Your Healthcare Team: Personal Information
The importance of providing accurate information to your health care team can not be understated. This article highlights the most important aspects of keeping, sharing and collecting this vital information.
To get the most out of your medicines, there are certain things that you must do. Your health care professionals will be working with you, but you also have a responsibility for your own health.

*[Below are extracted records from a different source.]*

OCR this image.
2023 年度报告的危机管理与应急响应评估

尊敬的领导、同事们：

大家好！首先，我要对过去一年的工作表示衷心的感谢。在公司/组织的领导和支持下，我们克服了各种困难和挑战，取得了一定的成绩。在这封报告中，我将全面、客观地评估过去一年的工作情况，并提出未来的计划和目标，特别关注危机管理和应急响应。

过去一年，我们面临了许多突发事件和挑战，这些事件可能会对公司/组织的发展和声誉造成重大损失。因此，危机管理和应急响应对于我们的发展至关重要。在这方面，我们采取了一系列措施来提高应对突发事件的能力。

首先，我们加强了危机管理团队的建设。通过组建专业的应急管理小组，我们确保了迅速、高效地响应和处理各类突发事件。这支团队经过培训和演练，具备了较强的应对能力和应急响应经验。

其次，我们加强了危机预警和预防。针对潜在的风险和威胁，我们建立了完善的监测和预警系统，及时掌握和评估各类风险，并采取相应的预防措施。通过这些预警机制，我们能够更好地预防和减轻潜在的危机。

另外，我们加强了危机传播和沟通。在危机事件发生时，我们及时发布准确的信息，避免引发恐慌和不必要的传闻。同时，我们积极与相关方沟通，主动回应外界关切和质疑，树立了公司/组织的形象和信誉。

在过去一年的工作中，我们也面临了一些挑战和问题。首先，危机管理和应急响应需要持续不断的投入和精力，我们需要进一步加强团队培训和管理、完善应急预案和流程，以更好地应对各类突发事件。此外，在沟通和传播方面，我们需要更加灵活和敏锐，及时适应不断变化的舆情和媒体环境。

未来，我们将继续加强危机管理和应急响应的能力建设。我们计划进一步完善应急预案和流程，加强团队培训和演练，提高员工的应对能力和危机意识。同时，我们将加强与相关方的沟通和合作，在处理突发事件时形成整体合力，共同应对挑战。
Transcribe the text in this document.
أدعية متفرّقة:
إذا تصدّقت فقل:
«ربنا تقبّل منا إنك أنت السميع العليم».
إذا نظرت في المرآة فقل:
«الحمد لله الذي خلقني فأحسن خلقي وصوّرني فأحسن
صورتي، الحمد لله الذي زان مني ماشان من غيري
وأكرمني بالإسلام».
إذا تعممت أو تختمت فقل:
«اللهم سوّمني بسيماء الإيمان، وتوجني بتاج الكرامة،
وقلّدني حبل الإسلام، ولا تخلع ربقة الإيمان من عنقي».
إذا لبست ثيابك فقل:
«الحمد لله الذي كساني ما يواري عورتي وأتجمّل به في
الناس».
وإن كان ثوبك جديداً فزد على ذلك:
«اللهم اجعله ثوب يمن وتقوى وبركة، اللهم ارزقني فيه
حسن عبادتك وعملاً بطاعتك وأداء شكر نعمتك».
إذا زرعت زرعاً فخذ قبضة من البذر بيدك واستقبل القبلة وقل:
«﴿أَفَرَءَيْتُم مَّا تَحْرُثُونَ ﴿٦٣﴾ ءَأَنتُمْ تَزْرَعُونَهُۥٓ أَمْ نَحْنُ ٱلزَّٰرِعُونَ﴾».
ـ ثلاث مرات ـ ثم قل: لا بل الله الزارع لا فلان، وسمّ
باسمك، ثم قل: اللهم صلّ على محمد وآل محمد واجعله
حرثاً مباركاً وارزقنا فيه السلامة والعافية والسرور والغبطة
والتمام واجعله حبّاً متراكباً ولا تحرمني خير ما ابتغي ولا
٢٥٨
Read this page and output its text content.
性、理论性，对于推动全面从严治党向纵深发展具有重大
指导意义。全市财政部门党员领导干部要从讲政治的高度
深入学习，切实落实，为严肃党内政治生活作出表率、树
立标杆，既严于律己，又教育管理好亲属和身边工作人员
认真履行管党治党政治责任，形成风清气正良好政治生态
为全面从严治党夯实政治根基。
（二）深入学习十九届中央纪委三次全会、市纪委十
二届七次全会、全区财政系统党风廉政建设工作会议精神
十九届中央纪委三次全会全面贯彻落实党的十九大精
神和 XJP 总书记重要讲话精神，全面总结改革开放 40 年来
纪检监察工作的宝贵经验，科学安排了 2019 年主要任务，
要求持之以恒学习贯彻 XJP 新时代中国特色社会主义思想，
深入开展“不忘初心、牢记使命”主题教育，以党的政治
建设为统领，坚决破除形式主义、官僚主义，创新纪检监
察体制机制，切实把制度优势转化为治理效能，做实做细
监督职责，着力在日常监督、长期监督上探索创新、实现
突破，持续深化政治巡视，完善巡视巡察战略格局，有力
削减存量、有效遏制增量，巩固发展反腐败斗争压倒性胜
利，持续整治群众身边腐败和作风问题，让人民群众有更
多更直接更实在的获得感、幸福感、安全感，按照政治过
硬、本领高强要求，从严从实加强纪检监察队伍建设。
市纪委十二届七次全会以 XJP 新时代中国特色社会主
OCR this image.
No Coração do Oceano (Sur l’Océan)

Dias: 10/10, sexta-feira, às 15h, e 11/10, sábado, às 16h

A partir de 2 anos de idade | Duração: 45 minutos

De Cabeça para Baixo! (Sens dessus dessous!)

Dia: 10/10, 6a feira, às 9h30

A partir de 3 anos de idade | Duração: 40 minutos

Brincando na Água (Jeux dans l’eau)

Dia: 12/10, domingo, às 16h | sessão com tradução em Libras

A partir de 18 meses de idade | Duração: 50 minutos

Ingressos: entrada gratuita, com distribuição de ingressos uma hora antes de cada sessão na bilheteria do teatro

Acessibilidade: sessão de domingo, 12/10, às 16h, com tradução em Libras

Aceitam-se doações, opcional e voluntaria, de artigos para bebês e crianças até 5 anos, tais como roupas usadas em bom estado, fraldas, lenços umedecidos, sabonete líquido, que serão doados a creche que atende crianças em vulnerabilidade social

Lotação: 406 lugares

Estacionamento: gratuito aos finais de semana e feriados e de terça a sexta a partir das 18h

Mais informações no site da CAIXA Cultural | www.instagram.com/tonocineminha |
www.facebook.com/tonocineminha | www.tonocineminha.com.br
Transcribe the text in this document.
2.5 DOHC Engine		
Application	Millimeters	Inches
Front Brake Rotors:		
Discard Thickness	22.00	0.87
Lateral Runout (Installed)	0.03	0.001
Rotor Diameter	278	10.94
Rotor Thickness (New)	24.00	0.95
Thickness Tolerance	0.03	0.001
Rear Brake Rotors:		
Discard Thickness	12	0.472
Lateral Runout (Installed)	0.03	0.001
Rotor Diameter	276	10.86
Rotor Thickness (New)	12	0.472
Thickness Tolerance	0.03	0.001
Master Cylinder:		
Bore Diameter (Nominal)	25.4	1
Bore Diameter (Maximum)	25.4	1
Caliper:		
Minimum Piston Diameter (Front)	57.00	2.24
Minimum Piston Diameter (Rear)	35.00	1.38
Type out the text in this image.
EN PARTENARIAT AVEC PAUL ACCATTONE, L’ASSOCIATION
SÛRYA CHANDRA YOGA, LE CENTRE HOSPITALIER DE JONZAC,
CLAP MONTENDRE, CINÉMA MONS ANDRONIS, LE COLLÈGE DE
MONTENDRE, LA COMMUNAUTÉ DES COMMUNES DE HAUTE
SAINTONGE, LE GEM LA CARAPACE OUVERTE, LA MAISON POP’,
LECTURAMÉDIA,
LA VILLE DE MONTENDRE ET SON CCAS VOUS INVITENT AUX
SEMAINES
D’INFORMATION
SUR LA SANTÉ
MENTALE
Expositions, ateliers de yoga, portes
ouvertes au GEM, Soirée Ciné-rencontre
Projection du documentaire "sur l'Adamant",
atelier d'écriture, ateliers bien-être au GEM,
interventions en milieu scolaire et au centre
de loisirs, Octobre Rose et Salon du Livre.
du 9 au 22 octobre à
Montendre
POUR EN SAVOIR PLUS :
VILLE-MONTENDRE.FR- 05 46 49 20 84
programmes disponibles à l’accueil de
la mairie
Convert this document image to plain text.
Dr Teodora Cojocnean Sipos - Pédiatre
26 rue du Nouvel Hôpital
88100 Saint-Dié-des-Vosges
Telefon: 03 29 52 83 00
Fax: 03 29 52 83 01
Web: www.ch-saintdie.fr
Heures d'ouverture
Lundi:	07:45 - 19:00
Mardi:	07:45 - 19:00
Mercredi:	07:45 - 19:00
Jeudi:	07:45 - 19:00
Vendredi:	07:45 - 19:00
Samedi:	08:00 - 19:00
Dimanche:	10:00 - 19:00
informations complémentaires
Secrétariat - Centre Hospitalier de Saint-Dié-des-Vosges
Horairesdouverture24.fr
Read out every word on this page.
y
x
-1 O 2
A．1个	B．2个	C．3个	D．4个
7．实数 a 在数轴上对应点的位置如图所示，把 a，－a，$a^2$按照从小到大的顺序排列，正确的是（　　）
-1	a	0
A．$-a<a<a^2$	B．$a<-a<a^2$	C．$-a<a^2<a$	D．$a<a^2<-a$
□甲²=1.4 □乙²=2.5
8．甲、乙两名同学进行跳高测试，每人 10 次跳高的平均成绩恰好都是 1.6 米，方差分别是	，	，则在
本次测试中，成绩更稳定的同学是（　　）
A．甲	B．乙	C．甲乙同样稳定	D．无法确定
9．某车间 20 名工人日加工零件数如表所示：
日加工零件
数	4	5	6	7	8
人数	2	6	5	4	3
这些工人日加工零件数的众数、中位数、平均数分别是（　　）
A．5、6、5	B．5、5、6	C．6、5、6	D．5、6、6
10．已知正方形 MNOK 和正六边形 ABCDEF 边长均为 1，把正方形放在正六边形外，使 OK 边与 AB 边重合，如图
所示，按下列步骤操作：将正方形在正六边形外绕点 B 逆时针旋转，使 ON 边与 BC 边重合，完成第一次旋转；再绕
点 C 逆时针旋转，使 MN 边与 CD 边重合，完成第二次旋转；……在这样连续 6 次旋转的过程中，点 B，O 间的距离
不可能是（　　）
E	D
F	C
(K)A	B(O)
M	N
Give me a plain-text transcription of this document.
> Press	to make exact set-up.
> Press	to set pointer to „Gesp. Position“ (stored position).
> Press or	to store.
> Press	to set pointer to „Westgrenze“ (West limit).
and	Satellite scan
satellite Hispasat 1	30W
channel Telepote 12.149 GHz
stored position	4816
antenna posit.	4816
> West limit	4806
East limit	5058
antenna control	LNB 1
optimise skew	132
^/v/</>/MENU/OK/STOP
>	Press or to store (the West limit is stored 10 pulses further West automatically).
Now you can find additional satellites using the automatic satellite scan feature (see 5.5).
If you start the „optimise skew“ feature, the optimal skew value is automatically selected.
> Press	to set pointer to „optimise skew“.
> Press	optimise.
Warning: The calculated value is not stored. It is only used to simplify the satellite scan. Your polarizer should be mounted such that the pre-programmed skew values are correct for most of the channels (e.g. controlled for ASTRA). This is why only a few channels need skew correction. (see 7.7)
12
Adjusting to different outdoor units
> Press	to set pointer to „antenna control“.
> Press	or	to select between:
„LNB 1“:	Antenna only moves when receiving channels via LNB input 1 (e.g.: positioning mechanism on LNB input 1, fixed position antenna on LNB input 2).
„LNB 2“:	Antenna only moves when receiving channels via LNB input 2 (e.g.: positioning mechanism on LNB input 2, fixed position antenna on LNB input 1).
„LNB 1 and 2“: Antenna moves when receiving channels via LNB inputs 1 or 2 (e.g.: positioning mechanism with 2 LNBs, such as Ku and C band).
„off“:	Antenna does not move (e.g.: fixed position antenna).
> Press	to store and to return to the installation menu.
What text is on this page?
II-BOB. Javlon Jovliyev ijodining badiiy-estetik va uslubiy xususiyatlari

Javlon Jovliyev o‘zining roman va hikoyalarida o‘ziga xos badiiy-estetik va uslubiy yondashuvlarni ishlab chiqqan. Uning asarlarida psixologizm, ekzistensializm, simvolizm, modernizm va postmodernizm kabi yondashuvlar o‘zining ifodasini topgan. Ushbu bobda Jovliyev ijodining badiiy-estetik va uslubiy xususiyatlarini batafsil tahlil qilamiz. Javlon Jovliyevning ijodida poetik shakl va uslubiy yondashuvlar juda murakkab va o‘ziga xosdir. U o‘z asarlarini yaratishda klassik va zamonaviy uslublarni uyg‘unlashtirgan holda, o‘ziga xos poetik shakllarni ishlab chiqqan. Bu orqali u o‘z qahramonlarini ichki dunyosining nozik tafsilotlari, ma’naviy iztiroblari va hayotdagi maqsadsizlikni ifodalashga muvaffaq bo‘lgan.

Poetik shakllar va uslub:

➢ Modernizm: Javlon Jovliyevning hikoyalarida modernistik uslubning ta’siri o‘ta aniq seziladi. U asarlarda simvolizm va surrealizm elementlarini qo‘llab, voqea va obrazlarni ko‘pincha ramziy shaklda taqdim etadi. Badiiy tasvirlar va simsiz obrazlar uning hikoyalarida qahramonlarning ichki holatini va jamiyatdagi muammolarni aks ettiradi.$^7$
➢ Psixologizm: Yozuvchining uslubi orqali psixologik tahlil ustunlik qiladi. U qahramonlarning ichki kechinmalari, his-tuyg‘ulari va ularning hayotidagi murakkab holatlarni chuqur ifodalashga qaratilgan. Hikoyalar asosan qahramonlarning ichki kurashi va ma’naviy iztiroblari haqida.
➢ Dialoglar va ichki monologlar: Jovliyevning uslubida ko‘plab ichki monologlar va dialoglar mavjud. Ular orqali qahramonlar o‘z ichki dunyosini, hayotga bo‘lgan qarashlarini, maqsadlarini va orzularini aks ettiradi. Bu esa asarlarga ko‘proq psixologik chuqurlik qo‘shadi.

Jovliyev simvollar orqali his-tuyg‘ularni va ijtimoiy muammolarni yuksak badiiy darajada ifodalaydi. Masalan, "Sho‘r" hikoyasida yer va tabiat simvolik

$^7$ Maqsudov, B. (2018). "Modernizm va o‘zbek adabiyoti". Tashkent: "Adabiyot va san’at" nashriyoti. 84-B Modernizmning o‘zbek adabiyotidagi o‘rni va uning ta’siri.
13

COMMUNICATING WITH YOUR HEALTH CARE PROVIDER
Communication between you and your health care professional is central to good medical care. Your health care professional needs to know about you, your medical history, and your current problems. In turn, you need to understand the recommendations he or she is making and what you will need to do to follow the treatment. You will have to ask questions — and answer some too. Communication is a two-way process.
GIVING INFORMATION
Your health care professional needs to know some details about your past and present medical history. In discussing these details, you should always be completely open and honest. Your health professional's diagnosis and treatment will be based in part on the information that you provide. A complete list of the details that should be included in a full medical history is provided in the "medical history" checklist.
MEDICAL HISTORY FORMS
Many health care professionals have a standard "medical history" form they will ask you to fill out when they see you for the first time. Some may ask the questions and write down the answers for you. If you will be visiting a health care professional for the first time, prepare yourself before you go by thinking about the questions that might be asked and jotting down the answers — including dates — so that you will not forget an important detail. Once your "medical history" is in the files, subsequent visits will take less time.
You will have to supply each health care provider you see — every time you see one — with complete information about what happened since your last visit. It is important that your records are updated, so he or she can make sound recommendations for your continued treatment, or treatment of any new problems.
MEDICAL HISTORY FILE
It will simplify things if you develop a "medical history" file at home for yourself and each family member for whom you are responsible. Setting up the file will take time. However, once it is established, you need only to keep it up-to-date and remember to take it with you when you see a health care professional. This will be easier than having to repeat the information each time and running the risk of confusing or forgetting details.
It is also a good idea to carry in your wallet a card that summarizes your chronic medical conditions, the medicines you are taking, and your allergies and drug sensitivities. You should keep this card as up-to-date as possible. Many pharmacists provide these cards as a service.
GETTING INFORMATION
In order to benefit from your health care professional's advice you must understand completely everything that he or she tells you. Do not be embarrassed to ask questions, or to ask him or her to explain again any instruction or detail that you do not understand. Then it is up to you to carry out those instructions precisely. If there is a failure in any part of this system, you will pay an even higher price — physically and financially — for your health care.
Your health care professional may provide instructions to you in written form. If he or she does not, you may want to write them down or ask the health care professional to write them down for you. If you do not have time to jot down everything while you are still with your health care professional, sit down in the waiting room before you leave and write down the information while it is still fresh in your mind and you can still ask questions. If you have been given a prescription, ask for written information about the drug and how to take it. Your pharmacist can also answer questions when you have your prescription filled.